On remand, Judge Tatum granted relief to Mr. Kargus, allowing him to file a late petition for review, and the state appealed. On appeal, the state conceded that appellate counsel did not consult with Mr. Kargus about a possible petition for review; nor did the state contest that Mr. Kargus would have directed that appellate counsel file a petition for review, had he been consulted. Instead, the state argued that failure to file the petition for review was not objectively unreasonable. The COA disagreed:

[Appellate counsel's] failure to define the scope of his representation, compounded by statements which could have led Kargus and Monroe to misunderstand that scope, was ineffective assistance in itself. A lawyer is obliged to “keep a client reasonably informed about the status of a matter” and to “explain a matter to the extent reasonably necessary to permit the client to make informed decisions regarding the representation.” Given that the decision to appeal belonged to Kargus, he needed enough information to accomplish his wish to “go as far as it would go.” This information included Kargus' right to file a petition for review and whether [appellate counsel] was representing him for that purpose. The fact that this information was not communicated was ultimately attributable to [appellate counsel], not to Kargus or Monroe.

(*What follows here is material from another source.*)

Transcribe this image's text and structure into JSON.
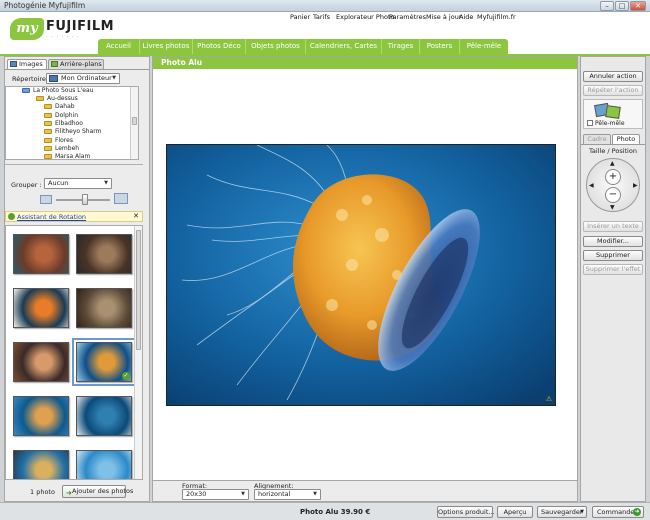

The state also argued that the decision to file a federal habeas petition in lieu of a petition for review was objectively reasonable. The COA again disagreed:
Given Kargus' stated intention to have his appeal “go as far as it would go,” [appellate counsel's] strategic decision to forego the filing of a petition for review was objectively unreasonable. On the one hand, [appellate counsel] did not claim that his failure to file a petition for review provided any strategic benefit to Kargus. Indeed, no benefit is apparent. On the other hand, [appellate counsel's] failure resulted in Kargus being procedurally precluded from having his case reviewed by the Kansas Supreme Court. This consequence was clearly detrimental to Kargus' stated intention to obtain appellate relief from the adverse decision of the Court of Appeals.

Moreover, [appellate counsel's] failure to file a petition for review (thereby failing to exhaust Kargus' state remedies) also procedurally barred Kargus from relief in the federal court. This was an adverse consequence which Kargus ultimately conceded in the federal district court action.
[Update: the state, ironically, filed a petition for review from this decision on December 9, 2009].
[Further update: the KSC denied the state's petition for review from the COA decision affirming the IAC finding and contemporanously denied Mr. Kargus' petition for review in the original case on March 21, 2010.]